D'aucuns estiment que les «meurtriers de Jules Koum Koum courent toujours», en pointant nommément un doigt accusateur sur ceux dont l'ostentation était étalée et décriée sur les colonnes du journal de M. Koum Koum.
Dans la nuit du 12 au 13 juillet 2012, le journaliste Jacques Bessala Manga est victime d'une violente agression à Yaoundé. Après avoir été interné à l'hôpital de la CNPS, il décède finalement le 27 juillet 2012. Quelques jours avant son agression, le journaliste avait été limogé du quotidien Le Jour, alors que l'activité épistolaire de Marafa Hamidou Yaya battait son plein. Suffisant pour qu'un doigt accusateur soit pointé sur le directeur de la publication du quotidien Le Jour, qui avait pourtant publié une mise au point dégageant sa responsabilité sur le décès de son ex-employé. Comme argument, il était relevé que Jacques Bessala Manga continuait de travailler pour Haman Mana dans les Editions du Schabel, preuve que leurs rapports étaient restés sains. D'aucuns parlaient de connexions entre le défunt et les milieux du renseignement qui auraient viré au drame.
Prudence
Tous ces cas que nous avons évoqués concernent des journalistes qui ont longtemps servi dans la presse à capitaux privés, excepté M. Charles Ateba Eyene. Il était fonctionnaire en service au Ministère des Arts et de la Culture et membre suppléant du comité central du Rdpc, en plus d'être un auteur prolifique. Mais au quotidien, il était plus proche de la presse à capitaux privés qui se faisait largement l'écho de ses prises de position tout en relayant abondamment le contenu de ses livres. La majorité de ses amis journalistes se recrutaient au sein des médias privés locaux. Ce ne sont pas seulement les journalistes de la presse à capitaux privés qui décèdent. Ceux du public n'échappent guère aux affres de la grande faucheuse. Au moment où nous écrivions ces lignes, notre confrère Joseph Marcel Ndi (ancien rédacteur en chef de Radio Cameroun) vient de décéder, alors que l'image de Ndzinga Amougou, journaliste à Cameroon Tribune jusqu'au jour de son décès, est encore vivace dans nos mémoires.

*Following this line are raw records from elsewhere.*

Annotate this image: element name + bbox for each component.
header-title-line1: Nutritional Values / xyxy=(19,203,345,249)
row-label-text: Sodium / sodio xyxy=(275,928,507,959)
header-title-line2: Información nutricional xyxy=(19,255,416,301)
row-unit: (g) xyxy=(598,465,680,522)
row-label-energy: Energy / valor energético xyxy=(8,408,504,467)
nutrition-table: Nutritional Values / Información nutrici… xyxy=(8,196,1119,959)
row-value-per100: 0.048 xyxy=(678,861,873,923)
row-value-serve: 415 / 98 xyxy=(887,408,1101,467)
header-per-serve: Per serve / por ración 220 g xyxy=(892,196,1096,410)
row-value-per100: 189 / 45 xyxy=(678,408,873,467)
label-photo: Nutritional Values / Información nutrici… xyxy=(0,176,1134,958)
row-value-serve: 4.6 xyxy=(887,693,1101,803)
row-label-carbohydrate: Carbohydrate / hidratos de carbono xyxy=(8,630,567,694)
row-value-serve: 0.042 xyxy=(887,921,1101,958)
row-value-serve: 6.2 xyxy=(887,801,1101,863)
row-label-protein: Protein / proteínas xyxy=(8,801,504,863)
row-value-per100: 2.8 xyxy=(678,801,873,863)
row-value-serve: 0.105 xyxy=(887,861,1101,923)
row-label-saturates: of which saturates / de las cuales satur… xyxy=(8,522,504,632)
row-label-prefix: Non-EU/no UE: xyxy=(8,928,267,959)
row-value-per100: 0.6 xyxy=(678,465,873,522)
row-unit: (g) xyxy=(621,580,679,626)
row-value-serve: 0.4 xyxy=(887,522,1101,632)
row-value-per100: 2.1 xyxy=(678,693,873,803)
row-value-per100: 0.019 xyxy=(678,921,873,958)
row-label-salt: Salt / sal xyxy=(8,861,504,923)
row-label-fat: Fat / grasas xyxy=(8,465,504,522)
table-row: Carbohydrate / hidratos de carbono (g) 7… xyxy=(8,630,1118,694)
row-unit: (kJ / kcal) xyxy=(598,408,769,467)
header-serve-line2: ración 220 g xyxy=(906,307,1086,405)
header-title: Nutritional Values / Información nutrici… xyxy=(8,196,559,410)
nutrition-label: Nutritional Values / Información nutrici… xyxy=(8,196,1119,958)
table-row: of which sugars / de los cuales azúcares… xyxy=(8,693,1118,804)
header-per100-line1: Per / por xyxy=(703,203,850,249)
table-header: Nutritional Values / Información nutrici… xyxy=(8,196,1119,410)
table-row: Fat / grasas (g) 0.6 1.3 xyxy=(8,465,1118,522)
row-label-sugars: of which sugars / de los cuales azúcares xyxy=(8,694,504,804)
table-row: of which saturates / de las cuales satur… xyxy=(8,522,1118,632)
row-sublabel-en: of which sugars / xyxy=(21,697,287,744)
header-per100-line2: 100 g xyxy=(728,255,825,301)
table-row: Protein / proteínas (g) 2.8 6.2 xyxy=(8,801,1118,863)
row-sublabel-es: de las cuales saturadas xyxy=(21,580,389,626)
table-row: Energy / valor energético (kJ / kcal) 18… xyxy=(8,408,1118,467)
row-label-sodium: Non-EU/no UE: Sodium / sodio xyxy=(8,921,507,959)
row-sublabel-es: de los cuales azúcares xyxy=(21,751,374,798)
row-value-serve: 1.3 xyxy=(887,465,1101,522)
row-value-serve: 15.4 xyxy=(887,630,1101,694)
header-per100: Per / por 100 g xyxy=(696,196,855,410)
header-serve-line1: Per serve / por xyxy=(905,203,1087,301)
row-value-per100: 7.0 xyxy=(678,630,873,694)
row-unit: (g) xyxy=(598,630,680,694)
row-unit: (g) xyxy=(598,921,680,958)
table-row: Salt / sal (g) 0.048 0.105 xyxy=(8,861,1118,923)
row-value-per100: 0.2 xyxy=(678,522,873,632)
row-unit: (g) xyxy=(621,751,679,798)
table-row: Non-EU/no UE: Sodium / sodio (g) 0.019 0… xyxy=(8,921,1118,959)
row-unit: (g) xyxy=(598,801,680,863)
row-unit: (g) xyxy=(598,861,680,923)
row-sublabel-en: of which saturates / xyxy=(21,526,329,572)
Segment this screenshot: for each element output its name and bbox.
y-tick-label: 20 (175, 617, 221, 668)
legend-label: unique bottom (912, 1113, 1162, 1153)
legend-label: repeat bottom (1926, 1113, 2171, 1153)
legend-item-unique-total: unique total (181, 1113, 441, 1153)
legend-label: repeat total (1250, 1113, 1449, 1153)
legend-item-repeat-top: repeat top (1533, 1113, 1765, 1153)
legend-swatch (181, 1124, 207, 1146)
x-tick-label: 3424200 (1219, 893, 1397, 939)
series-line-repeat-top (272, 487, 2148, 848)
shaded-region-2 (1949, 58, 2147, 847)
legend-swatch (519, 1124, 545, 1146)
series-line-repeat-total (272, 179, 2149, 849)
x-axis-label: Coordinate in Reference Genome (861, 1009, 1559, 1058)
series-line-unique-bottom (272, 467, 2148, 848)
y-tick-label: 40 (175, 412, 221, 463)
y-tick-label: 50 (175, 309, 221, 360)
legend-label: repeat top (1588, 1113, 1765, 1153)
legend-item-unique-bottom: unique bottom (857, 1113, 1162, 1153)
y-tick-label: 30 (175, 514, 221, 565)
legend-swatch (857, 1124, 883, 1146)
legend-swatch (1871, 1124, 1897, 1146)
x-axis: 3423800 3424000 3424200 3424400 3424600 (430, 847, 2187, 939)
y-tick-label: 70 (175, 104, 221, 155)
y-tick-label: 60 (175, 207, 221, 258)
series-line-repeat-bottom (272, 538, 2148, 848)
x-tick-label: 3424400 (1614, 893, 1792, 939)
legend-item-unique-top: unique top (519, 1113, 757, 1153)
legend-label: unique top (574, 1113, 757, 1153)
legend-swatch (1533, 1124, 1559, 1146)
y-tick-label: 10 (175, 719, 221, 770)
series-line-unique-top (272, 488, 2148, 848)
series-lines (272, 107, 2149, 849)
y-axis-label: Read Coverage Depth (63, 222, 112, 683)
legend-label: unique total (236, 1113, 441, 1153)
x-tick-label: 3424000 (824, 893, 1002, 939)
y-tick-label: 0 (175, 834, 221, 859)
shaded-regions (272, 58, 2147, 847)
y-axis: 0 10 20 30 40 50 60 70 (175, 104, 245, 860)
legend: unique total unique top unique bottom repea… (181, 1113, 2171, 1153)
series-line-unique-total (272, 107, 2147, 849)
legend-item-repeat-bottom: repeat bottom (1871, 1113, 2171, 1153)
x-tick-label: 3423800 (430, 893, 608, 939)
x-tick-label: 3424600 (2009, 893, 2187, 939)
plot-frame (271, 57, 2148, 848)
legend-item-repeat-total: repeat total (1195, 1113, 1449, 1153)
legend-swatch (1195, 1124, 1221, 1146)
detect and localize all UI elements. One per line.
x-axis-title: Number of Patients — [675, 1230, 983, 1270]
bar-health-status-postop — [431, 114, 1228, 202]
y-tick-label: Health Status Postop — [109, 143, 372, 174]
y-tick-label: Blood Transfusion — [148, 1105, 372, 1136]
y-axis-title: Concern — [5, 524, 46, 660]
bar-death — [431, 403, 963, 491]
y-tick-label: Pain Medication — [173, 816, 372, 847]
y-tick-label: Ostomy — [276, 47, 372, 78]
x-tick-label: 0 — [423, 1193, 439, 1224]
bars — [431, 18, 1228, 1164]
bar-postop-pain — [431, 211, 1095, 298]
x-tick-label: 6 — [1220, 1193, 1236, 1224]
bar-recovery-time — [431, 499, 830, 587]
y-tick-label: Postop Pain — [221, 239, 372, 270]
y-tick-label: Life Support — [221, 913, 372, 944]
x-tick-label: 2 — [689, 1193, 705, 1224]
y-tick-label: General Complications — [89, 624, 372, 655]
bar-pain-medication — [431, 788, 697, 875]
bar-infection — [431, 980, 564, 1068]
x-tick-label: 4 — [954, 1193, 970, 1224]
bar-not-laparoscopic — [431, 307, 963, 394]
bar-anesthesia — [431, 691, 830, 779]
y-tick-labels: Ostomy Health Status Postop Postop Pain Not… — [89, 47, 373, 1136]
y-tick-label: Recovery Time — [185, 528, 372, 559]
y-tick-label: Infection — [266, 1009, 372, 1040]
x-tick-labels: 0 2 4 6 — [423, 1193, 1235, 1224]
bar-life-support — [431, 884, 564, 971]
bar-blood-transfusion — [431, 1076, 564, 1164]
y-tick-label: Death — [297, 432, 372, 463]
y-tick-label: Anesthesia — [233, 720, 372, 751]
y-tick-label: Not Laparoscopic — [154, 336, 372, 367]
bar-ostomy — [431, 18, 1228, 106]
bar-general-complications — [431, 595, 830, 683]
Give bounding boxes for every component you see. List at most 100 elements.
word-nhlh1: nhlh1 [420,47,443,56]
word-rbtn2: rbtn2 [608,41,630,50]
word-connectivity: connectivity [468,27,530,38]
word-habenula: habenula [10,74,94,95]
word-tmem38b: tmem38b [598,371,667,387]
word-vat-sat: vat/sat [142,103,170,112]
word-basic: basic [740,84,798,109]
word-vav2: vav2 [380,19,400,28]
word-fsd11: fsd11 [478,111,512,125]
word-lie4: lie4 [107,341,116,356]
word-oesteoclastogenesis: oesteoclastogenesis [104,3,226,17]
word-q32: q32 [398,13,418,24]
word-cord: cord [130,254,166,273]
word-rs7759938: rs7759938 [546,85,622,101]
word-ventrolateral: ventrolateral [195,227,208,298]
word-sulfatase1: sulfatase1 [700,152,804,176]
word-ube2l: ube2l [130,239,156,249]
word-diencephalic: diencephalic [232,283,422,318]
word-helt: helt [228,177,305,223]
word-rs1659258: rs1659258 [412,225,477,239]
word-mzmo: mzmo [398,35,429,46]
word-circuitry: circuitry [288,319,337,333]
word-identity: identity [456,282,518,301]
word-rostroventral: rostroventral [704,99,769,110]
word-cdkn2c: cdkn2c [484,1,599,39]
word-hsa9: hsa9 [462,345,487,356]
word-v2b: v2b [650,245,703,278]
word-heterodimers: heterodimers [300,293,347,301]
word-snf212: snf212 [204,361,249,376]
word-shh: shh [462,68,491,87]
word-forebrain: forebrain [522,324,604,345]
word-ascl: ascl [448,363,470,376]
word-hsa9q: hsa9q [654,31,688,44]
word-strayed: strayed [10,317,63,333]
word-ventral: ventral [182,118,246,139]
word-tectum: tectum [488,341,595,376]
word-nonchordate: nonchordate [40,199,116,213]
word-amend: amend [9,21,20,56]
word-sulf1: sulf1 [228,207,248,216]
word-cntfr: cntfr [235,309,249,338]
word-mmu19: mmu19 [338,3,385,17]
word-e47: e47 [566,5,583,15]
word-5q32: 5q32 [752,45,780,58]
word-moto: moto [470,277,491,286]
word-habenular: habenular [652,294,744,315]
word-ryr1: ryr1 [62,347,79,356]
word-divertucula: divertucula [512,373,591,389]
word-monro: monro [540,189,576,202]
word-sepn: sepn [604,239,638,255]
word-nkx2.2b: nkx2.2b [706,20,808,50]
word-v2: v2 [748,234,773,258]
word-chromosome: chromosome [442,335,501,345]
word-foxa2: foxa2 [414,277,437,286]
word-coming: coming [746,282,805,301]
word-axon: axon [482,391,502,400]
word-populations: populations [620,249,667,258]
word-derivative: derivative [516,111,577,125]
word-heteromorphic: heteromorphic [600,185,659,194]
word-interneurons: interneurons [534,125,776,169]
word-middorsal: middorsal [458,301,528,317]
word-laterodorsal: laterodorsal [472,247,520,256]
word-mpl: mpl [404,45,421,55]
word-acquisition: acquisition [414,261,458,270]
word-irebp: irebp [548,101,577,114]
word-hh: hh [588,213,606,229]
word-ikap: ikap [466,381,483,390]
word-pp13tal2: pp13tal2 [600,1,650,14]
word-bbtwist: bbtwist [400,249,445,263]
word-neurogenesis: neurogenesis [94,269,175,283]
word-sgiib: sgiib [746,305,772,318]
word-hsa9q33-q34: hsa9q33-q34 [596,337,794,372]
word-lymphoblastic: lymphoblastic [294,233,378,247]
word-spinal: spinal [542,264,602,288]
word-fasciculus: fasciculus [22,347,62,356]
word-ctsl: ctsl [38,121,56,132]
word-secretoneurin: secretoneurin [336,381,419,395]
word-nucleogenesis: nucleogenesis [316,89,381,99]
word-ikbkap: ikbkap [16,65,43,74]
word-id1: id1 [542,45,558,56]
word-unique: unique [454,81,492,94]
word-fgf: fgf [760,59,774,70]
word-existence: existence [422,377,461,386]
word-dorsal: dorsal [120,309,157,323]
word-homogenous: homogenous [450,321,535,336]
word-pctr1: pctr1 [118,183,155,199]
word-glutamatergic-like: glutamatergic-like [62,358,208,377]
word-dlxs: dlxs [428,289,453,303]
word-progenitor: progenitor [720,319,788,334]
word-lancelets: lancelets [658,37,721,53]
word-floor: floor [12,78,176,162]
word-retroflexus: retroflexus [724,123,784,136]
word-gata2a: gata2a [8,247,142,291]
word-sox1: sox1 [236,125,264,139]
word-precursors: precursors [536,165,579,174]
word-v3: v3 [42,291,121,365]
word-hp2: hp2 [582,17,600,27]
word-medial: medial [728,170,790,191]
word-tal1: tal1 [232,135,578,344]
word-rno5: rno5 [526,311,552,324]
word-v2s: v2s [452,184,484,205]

Les avis de décès indiquent donc que des journalistes de tous les bords professionnels décèdent. Mais la plupart des polémiques qui entourent les décès des hommes de médias ne concernent que ceux de la presse à capitaux privés. Ceux du public n'échappent certainement pas aux suspicions qui entourent les décès dans nos villages, où la mort a toujours une origine criminelle ou sorcière. Qu'est-ce qui justifie ces controverses cycliques autour des disparitions des journalistes de la presse privée? D'aucuns estiment que ceux qui ne brillent pas par la complaisance sont susceptibles d'être suppliciés par quelque moyen que ce soit. Et que les dénonciations ne sont pas toujours bien accueillies dans certains cercles du pouvoir dont la vengeance est aveugle et impitoyable. Cela peut être vrai, surtout que les «enquêtes ouvertes» dans certains cas, restent presque toujours lettre morte. Mais il faut être prudent et prendre du recul avant toute prise de position, pour ne pas succomber à la manipulation et au sensationnalisme primesautier.